In frequency metrology, the use of a Allan deviation or Allan variance as a function of time is common. These quantities can be calculated from a power spectral density, whereas the opposite calculation is ambiguous.
Timing Noise
Timing jitter of a pulse train can be quantified as the power spectral density of the timing deviation (e.g. from some noiseless reference) or the timing phase. It is also common to specify an r.m.s. value for a certain range of noise frequencies.
Noise Figure
The noise figure of an electronic or optical amplifier quantifies the amplifier excess noise.
Ambient Conditions
Laser noise often depends on ambient conditions. Therefore, it is obviously essential to know what are the ambient conditions for which certain specifications apply. In particular:
- Does it apply to constant room temperature, or for arbitrary temperature changes within the allowed range of operation temperatures?
- Is it valid immediately after switching on the device, or only after a long warm-up time?
- Is a vibration-free environment assumed?
The latter is particularly important for specifications of beam pointing fluctuations.
It is not easy to specify laser noise under the influence of ambient noise sources such as vibrations, since it is difficult to quantify these influences. Also, their impact may strongly depend e.g. on the noise frequency: a mechanical setup may have some resonances, making the device very sensitive to vibrations at certain frequencies.
Common Problems
For various reasons, correct noise specifications are often not achieved:
- The mathematical description of noise is sophisticated, and often not properly treated in physics or engineering courses.
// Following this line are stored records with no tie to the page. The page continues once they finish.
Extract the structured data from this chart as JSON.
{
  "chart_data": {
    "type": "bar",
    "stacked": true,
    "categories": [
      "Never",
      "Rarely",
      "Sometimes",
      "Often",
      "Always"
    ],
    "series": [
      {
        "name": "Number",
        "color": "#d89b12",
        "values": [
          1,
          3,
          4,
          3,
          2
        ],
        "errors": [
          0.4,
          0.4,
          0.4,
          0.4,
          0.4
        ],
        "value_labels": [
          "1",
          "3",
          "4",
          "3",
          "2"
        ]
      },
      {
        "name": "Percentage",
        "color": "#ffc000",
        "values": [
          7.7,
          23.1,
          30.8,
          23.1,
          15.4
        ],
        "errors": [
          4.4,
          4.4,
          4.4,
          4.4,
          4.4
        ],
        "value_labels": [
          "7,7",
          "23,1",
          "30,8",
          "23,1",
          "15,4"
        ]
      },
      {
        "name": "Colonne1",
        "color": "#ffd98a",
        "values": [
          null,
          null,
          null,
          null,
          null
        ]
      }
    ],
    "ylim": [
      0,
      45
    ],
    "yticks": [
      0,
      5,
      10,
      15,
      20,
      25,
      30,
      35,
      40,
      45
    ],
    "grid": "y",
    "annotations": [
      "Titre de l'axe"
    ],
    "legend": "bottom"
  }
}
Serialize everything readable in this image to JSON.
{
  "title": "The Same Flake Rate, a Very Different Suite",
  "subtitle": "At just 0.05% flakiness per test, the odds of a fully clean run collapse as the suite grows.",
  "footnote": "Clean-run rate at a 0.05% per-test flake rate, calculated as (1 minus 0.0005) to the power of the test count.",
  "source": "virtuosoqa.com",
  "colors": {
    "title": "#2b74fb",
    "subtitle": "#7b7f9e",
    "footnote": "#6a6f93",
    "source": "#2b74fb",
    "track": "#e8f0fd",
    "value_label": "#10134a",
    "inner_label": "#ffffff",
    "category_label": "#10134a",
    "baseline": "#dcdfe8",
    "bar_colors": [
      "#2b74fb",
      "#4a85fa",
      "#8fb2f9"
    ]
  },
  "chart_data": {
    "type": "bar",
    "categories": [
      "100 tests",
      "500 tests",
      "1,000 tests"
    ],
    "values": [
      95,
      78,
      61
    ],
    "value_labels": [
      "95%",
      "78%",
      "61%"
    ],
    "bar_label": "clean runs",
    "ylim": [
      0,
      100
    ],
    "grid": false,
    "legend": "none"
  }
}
As a result, nonsensical noise specifications are widespread in product data sheets and even in the scientific literature.
- In laser physics, there is a variety of different types of noise, which are conceptually and physically related in non-obvious ways (example: optical phase noise and timing phase noise of mode-locked lasers). Therefore, physical insight is as essential as mathematical knowledge.
- Noise measurements are subject to many non-trivial technical issues. For example, detailed know-how on the inner workings of electronic spectrum analyzers is required for obtaining correct results from measurements with such devices. A black-box treatment (using the device readings without knowing how they are generated) easily leads to wrong results, e.g. via inappropriate device settings or the failure to apply certain correction factors (e.g. for logarithmic averaging in the spectrum analyzer).